Following a lifelong passion for chocolate, in 2005 I co-founded Bittersweet Café, a chain of chocolate cafes located in the Bay Area. At the time there were several new faces popping up on the chocolate scene, both locally and across the country. A new generation of chocolate makers was laying the groundwork for today’s craft chocolate industry. At Bittersweet, we started to sell these new craft chocolates, but we also imported bars from producers around the world, so that our customers could continue to educate their palates by tasting bars from many origins. This led to my own bean-to-bar experimentation and a line of bars called Bittersweet Origins. I was buying beans from various countries, bringing them to California, and making chocolate as fast as I could learn.

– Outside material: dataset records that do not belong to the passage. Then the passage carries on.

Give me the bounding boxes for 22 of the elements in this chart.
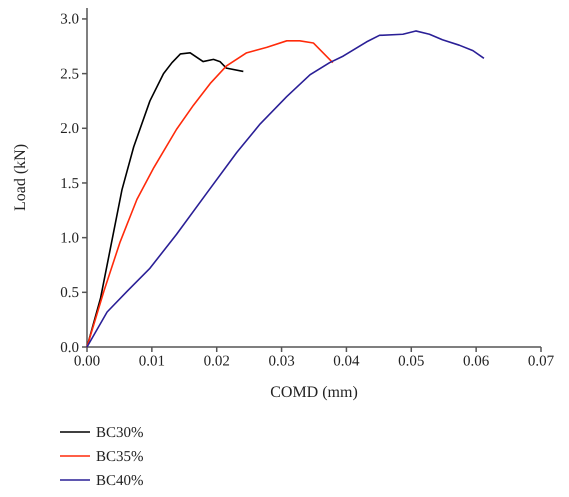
x-axis-title: COMD (mm) bbox=[270, 384, 358, 401]
y-tick-label: 2.5 bbox=[60, 66, 79, 82]
line-series bbox=[86, 40, 334, 348]
y-tick-label: 0.0 bbox=[60, 340, 79, 356]
x-tick-label: 0.05 bbox=[398, 354, 424, 370]
x-tick-label: 0.06 bbox=[463, 354, 490, 370]
y-tick-label: 1.5 bbox=[60, 176, 79, 192]
y-tick-label: 3.0 bbox=[60, 12, 79, 28]
x-tick-label: 0.07 bbox=[528, 354, 555, 370]
legend-label: BC30% bbox=[96, 425, 144, 441]
x-tick-label: 0.03 bbox=[268, 354, 295, 370]
x-tick-label: 0.02 bbox=[204, 354, 230, 370]
legend-label: BC35% bbox=[96, 449, 144, 465]
y-tick-label: 0.5 bbox=[60, 285, 79, 302]
x-tick-label: 0.00 bbox=[74, 354, 100, 370]
legend-label: BC40% bbox=[96, 473, 144, 489]
y-tick-label: 2.0 bbox=[60, 121, 79, 138]
x-tick-label: 0.04 bbox=[333, 354, 360, 370]
line-series bbox=[86, 30, 485, 348]
y-tick-label: 1.0 bbox=[60, 230, 79, 246]
x-tick-label: 0.01 bbox=[138, 354, 165, 370]
y-axis-title: Load (kN) bbox=[12, 144, 29, 212]
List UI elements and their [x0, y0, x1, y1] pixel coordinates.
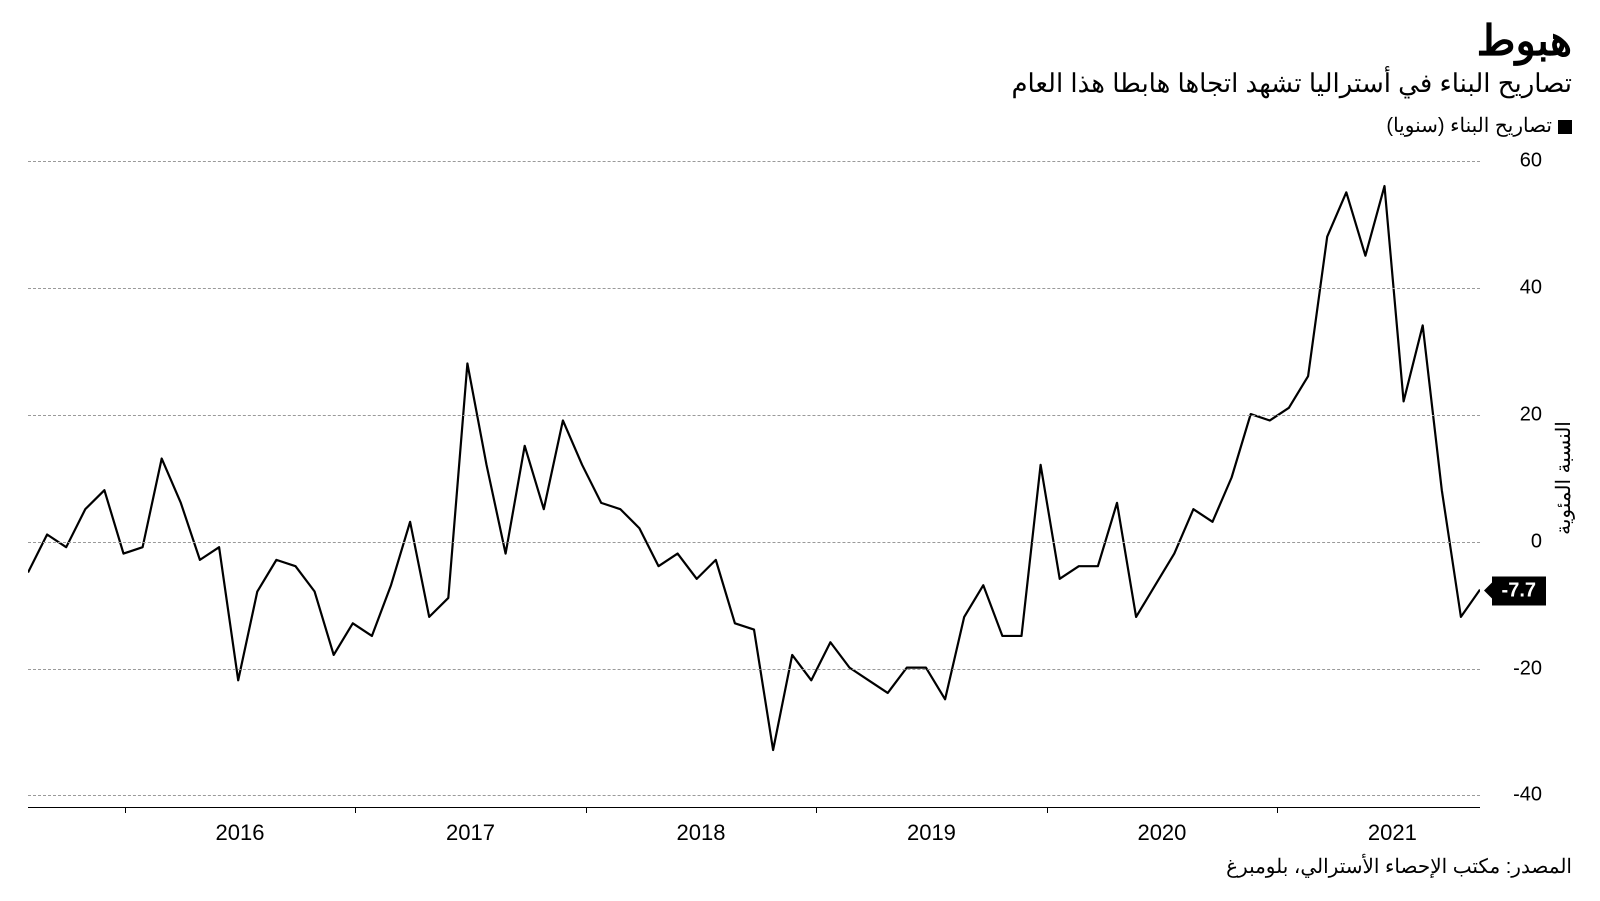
y-tick-label: 20	[1520, 403, 1542, 426]
x-tick-label: 2020	[1137, 820, 1186, 846]
gridline	[28, 542, 1480, 543]
chart-title: هبوط	[28, 18, 1572, 64]
chart-subtitle: تصاريح البناء في أستراليا تشهد اتجاها ها…	[28, 68, 1572, 99]
gridline	[28, 288, 1480, 289]
chart-row: النسبة المئوية -40-200204060 -7.7 201620…	[28, 148, 1572, 808]
gridline	[28, 415, 1480, 416]
gridline	[28, 669, 1480, 670]
plot-area: -7.7	[28, 148, 1480, 808]
gridline	[28, 161, 1480, 162]
y-tick-label: -20	[1513, 657, 1542, 680]
gridline	[28, 795, 1480, 796]
y-tick-label: 0	[1531, 530, 1542, 553]
x-axis-labels: 2016 2017 2018 2019 2020 2021	[28, 808, 1480, 848]
last-value-badge: -7.7	[1492, 576, 1546, 605]
legend: تصاريح البناء (سنويا)	[28, 113, 1572, 138]
legend-label: تصاريح البناء (سنويا)	[1386, 115, 1552, 137]
y-tick-label: 40	[1520, 276, 1542, 299]
x-tick-label: 2017	[446, 820, 495, 846]
x-tick-label: 2019	[907, 820, 956, 846]
y-tick-label: -40	[1513, 784, 1542, 807]
series-path	[28, 186, 1480, 750]
line-series	[28, 148, 1480, 807]
y-axis-title: النسبة المئوية	[1552, 421, 1576, 535]
y-axis-labels: -40 -20 0 20 40 60	[1488, 148, 1542, 808]
x-tick-label: 2016	[216, 820, 265, 846]
x-tick-label: 2018	[677, 820, 726, 846]
y-tick-label: 60	[1520, 149, 1542, 172]
x-tick-label: 2021	[1368, 820, 1417, 846]
source-text: المصدر: مكتب الإحصاء الأسترالي، بلومبرغ	[28, 854, 1572, 879]
legend-swatch	[1558, 120, 1572, 134]
chart-container: هبوط تصاريح البناء في أستراليا تشهد اتجا…	[0, 0, 1600, 901]
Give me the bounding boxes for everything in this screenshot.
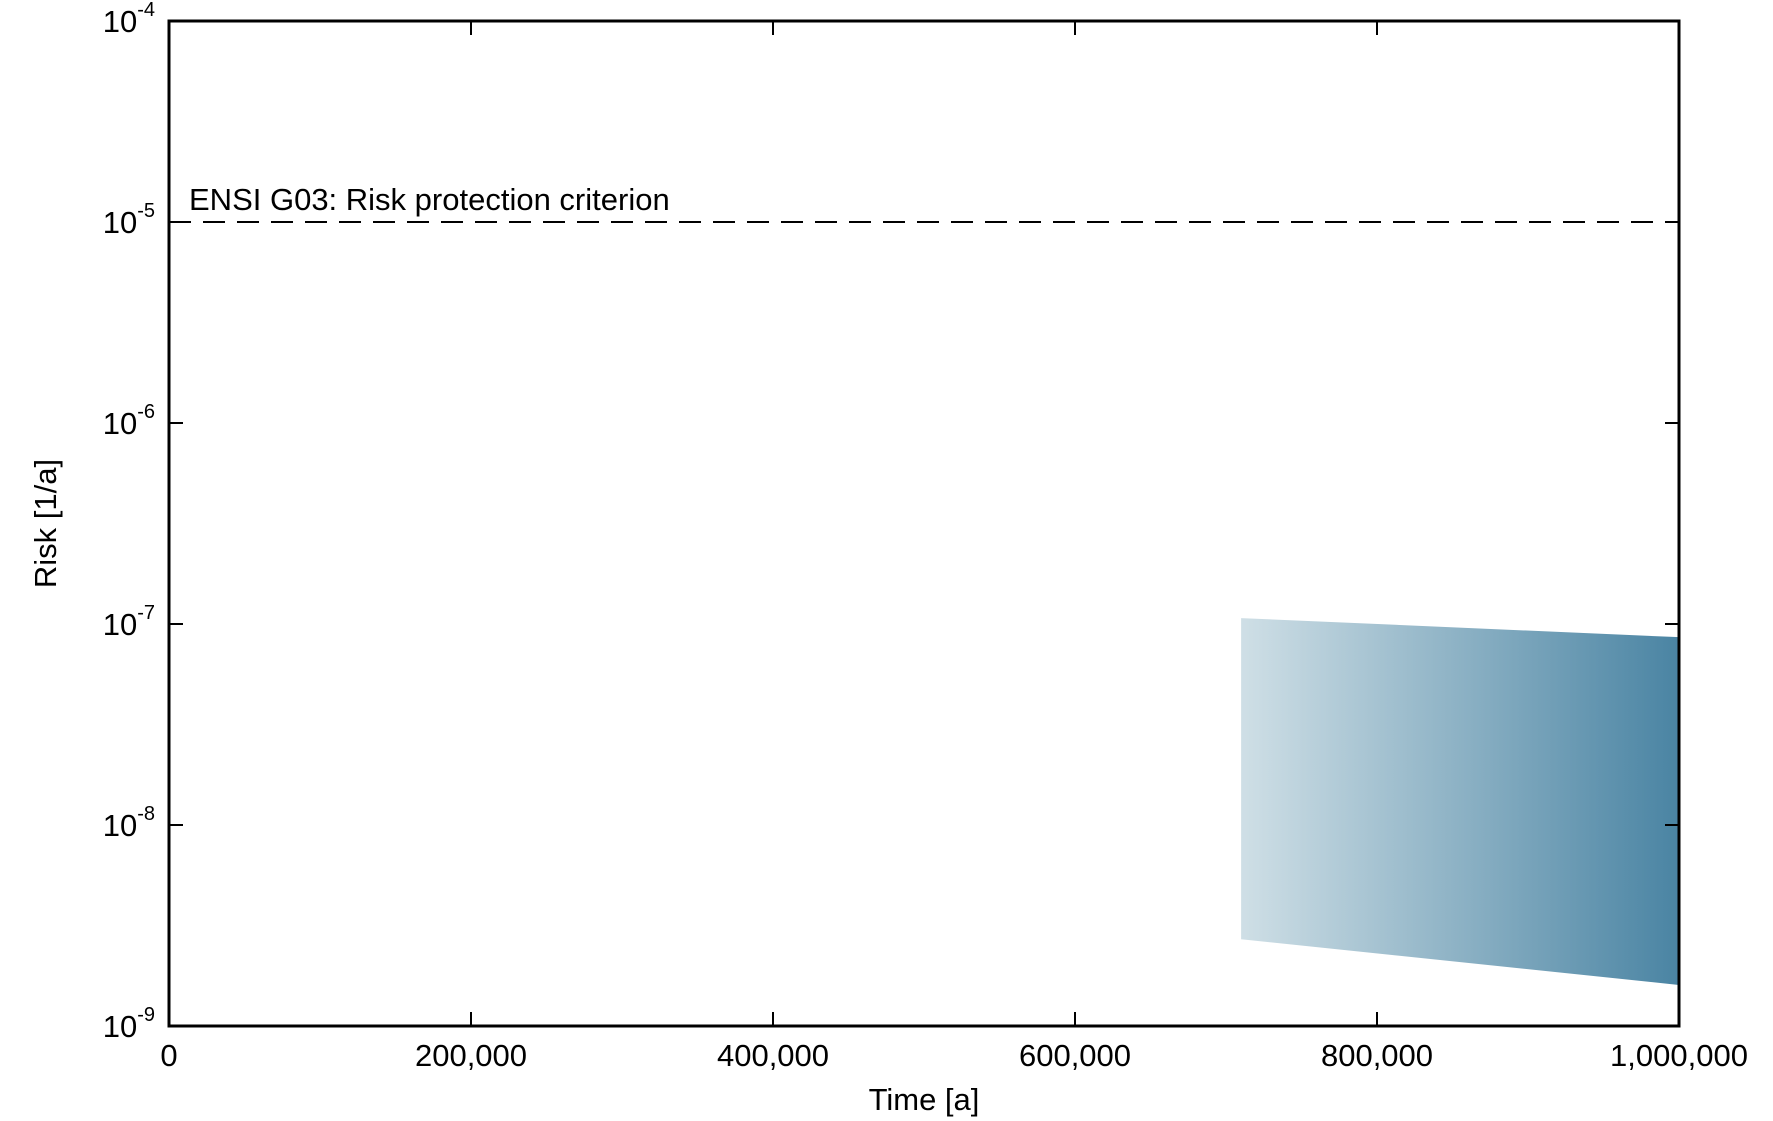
x-tick-label: 0 xyxy=(160,1038,177,1073)
plot-frame xyxy=(167,19,1681,1028)
y-axis-title: Risk [1/a] xyxy=(28,459,63,588)
y-tick-exponent: -7 xyxy=(137,602,155,624)
y-tick-label: 10-6 xyxy=(103,401,155,441)
y-tick-base: 10 xyxy=(103,808,137,843)
y-axis-ticks: 10-910-810-710-610-510-4 xyxy=(103,0,1679,1044)
x-tick-label: 400,000 xyxy=(717,1038,829,1073)
y-tick-label: 10-7 xyxy=(103,602,155,642)
x-tick-label: 200,000 xyxy=(415,1038,527,1073)
risk-criterion-label: ENSI G03: Risk protection criterion xyxy=(189,182,670,217)
y-tick-exponent: -8 xyxy=(137,803,155,825)
y-tick-label: 10-5 xyxy=(103,200,155,240)
y-tick-base: 10 xyxy=(103,607,137,642)
y-tick-exponent: -5 xyxy=(137,200,155,222)
x-tick-label: 600,000 xyxy=(1019,1038,1131,1073)
y-tick-base: 10 xyxy=(103,205,137,240)
x-axis-ticks: 0 200,000 400,000 600,000 800,000 1,000,000 xyxy=(160,21,1748,1073)
y-tick-exponent: -9 xyxy=(137,1004,155,1026)
x-tick-label: 800,000 xyxy=(1321,1038,1433,1073)
risk-band-area xyxy=(1241,618,1679,985)
y-tick-label: 10-8 xyxy=(103,803,155,843)
y-tick-label: 10-4 xyxy=(103,0,155,39)
x-tick-label: 1,000,000 xyxy=(1610,1038,1748,1073)
x-axis-title: Time [a] xyxy=(869,1082,980,1117)
y-tick-exponent: -6 xyxy=(137,401,155,423)
y-tick-base: 10 xyxy=(103,1009,137,1044)
y-tick-base: 10 xyxy=(103,406,137,441)
y-tick-exponent: -4 xyxy=(137,0,155,21)
y-tick-base: 10 xyxy=(103,4,137,39)
y-tick-label: 10-9 xyxy=(103,1004,155,1044)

In 2008, I was asked to curate the chocolate panel at the Slow Food Nation conference in San Francisco, where we had a panel of leaders from the artisanal chocolate industry. Throughout the three-day event, nearly 100,000 attendees, chefs, farmers, and consumers learned how to better connect with their food and searched for transparency in the food chain, and with that inspiration in mind, I decided to create an estate-grown chocolate company. I would grow cacao, harvest, ferment, and dry the beans, then turn these beans into chocolate bars. Hopefully the farm would show through in the chocolate I made, and we could begin to demonstrate a more transparent food cycle for chocolate, and educate people about this age-old, but often misunderstood food.
In 2011 my childhood friend, his wife and their son joined my wife, daughter and me in this adventure. We expanded our orchard to the current 14-acres and built a chocolate factory in Honolulu. Over Thanksgiving week 2012, the six of us made our first 100% estate grown chocolate bars, and in May 2013 we began to release bars to the founding members of our Chocolate Club.